Artist: | Mykola Pymonenko |
Museum: | Kharkiv Art Museum |
Material: | Oil on canvas |
Year: | 1899 |
Dimensions: | 180 × 224 cm |
A Victim of Fanaticism (uk|Жертва фанатизму) is a painting by Mykola Pymonenko, painted in 1899.
Pymonenko had read a newspaper account of an attack by members of the Jewish community on a girl who fell in love with a Ukrainian blacksmith and decided to convert to Christianity to marry him. Pymonenko visited the town of Kremenets in Volhynia, where he made many sketches from nature.
A young girl in a torn shirt, fleeing from an angry mob, clings to a fence, a cross is visible on her neck.
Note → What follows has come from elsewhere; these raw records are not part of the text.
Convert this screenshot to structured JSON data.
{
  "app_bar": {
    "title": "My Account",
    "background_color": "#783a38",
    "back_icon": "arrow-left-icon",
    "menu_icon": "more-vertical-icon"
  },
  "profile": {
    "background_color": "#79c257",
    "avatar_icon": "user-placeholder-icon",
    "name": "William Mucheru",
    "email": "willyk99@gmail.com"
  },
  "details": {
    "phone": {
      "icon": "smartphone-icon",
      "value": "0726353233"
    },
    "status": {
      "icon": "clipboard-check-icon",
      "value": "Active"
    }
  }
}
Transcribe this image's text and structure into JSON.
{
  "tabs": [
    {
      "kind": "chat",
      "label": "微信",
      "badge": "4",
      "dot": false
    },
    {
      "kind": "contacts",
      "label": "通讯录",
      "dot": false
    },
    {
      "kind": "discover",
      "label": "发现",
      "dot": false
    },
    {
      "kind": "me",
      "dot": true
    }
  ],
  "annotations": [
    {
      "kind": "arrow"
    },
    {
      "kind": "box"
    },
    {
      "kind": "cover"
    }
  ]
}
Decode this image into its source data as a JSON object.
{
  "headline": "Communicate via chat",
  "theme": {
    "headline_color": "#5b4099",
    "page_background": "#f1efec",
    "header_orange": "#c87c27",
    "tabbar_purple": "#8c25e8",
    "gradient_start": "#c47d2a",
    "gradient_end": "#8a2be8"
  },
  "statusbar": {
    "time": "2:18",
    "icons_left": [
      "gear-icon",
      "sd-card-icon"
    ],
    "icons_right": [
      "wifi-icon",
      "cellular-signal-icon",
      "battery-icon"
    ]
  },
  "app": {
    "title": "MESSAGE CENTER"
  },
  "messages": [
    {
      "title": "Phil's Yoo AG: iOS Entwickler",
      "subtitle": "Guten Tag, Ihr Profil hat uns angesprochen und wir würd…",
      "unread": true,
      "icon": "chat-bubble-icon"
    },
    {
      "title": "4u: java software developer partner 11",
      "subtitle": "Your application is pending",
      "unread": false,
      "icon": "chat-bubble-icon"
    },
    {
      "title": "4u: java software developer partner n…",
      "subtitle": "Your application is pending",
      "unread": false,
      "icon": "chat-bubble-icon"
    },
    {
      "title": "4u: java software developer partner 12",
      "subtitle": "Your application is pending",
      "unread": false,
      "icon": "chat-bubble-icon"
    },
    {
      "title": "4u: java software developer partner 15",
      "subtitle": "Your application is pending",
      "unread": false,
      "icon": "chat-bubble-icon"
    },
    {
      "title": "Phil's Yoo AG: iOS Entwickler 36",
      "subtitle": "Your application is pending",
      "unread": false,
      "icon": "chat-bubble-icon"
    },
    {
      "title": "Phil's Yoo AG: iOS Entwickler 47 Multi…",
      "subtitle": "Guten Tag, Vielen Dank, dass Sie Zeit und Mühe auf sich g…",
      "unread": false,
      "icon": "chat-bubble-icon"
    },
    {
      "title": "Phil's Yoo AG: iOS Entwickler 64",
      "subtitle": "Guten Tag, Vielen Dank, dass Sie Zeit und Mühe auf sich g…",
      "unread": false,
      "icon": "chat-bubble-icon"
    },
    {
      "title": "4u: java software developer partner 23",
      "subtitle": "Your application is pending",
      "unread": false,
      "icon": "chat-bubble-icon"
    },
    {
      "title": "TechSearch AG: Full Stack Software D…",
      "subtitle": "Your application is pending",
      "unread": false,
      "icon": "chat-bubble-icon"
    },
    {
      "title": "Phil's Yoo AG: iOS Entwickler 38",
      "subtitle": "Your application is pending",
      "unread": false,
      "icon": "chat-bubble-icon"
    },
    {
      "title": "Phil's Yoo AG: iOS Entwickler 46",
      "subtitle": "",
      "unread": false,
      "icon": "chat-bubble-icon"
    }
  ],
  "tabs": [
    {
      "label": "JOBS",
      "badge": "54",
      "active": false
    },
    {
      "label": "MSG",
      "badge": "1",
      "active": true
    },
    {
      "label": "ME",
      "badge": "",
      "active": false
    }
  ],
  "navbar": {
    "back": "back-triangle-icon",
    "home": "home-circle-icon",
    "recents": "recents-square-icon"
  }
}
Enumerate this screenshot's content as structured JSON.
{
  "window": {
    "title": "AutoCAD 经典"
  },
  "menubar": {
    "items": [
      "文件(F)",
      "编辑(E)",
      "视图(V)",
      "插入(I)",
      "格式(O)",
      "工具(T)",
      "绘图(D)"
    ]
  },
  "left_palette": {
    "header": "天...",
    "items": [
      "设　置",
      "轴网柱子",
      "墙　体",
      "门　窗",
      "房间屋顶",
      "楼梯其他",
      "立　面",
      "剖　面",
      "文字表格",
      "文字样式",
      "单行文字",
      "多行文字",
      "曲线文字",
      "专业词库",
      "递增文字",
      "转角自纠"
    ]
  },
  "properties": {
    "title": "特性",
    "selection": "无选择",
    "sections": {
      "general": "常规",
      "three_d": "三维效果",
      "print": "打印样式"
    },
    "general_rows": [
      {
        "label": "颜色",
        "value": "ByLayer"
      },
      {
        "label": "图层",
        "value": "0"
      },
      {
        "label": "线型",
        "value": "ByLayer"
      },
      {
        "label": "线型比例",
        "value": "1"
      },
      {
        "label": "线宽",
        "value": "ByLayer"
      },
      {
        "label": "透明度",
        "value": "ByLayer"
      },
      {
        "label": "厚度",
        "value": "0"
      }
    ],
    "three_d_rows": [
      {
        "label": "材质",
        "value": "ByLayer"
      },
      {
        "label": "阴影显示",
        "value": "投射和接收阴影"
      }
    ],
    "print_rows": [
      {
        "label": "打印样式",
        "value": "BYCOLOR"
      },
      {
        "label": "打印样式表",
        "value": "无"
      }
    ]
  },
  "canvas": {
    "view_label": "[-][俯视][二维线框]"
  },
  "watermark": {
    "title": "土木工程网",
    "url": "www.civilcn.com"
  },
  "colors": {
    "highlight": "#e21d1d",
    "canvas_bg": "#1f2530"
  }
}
Directly opposite her stands a man shaking his fists, wearing Jewish ritual clothes - in addition to the kippah, he wears a tefillin and a tallit. The rest of the inhabitants of the town are dressed casually. Many of them are armed with sticks, umbrellas and tongs. The girl's parents are somewhat aloof: the mother is crying, turning away from her daughter, and the father has his right hand raised as a sign of the renunciation of his daughter.
The painting is oil on canvas. It is currently on display at the Kharkiv Art Museum.